Sikap itu menghilangkan kepercayaan pemerintah Republik Indonesia kepadanya.
Pemerintah meminta kepada para pemuda untuk tetap siaga menghadapi segala
kemungkinan. Pada tanggal 27 Oktober 1945 terjadi kontak senjata yang pertama
antara para pemuda dengan pihak Inggris. Kontak senjata itu meluas, sehingga
terjadi pertempuran antara Indonesia dengan Inggris tanggal 28, 29, dan 30
Oktober 1945. Dalam pertempuran itu pasukan Sekutu dapat dipukul mundur dan
bahkan hampir dapat dihancurkan oleh pasukan Indonesia.
Beberapa objek vital berhasil direbut kembali oleh para pemuda. Bahkan pemimpin
pasukan Sekutu Brigadir Jenderal A.W.S. Mallaby berhasil ditawan oleh para
pemuda. Melihat kenyataan seperti itu, komandan pasukan sekutu hubungi
Presiden Soekarno untuk mendamaikan perselisihan antara pemuda dengan asukan
Inggris di sana. Pada tanggal 30 Oktober 1945, Presiden Soekarno, Hatta, dan Amir
Syarifuddin datang ke Surabaya untuk mendamaikan perselisihan itu. Perdamaian
berhasil dicapai, tetapi setelah sekembalinya Soekarno dan rombongan ke Jakarta,
pertempuran kembali terjadi dan menewaskan Jenderal A.W.S. Mallaby. Pasukan
Inggris nyaris hancur, kemudian mereka meminta bantuna dari Devisi V di bawah
pimpinan Mayor Jendral Mansergh dengan kekuatan 24.000 orang.
Pada tanggal 9 November 1945, Inggris mengeluarkan ultimatum yang berisi
ancaman akan menggempur kota Surabaya dari darat, laut, dan udara apabila
orang-orang Indonesia Surabaya tidak menaati perintah Inggris.
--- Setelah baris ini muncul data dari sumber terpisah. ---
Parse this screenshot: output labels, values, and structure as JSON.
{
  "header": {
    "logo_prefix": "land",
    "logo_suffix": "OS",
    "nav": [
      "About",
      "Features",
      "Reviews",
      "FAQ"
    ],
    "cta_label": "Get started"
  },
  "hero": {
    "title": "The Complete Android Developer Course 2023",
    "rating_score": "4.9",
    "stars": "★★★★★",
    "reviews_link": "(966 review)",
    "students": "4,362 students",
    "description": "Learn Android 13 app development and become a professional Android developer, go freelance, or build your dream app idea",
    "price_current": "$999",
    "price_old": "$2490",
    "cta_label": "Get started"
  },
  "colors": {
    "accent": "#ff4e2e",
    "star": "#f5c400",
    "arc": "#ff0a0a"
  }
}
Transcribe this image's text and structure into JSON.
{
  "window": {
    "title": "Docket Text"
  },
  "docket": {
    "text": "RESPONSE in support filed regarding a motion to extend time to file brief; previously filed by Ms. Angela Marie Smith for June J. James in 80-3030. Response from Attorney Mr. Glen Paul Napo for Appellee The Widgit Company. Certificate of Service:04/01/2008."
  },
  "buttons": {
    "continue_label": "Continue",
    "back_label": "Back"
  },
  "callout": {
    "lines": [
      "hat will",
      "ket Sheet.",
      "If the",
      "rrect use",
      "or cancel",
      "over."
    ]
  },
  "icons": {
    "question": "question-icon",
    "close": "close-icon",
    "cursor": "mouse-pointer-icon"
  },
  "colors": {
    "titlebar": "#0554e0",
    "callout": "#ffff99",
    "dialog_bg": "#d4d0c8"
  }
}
Mereka juga
mengeluarkan instruksi yang isinya bahwa semua pimpinan bangsa Indonesia dan
para pemuda di Surabaya harus datang selambat-lambatnya tanggal 10 November
1945, pukul 06.00 pagi pada tempat yang telah ditentukan. Mereka diharuskan
datang dengan tangan di atas kepala, dan kemudian menandatangani dokumen
yang tersedia sebagai tanda menyerah tanpa syarat.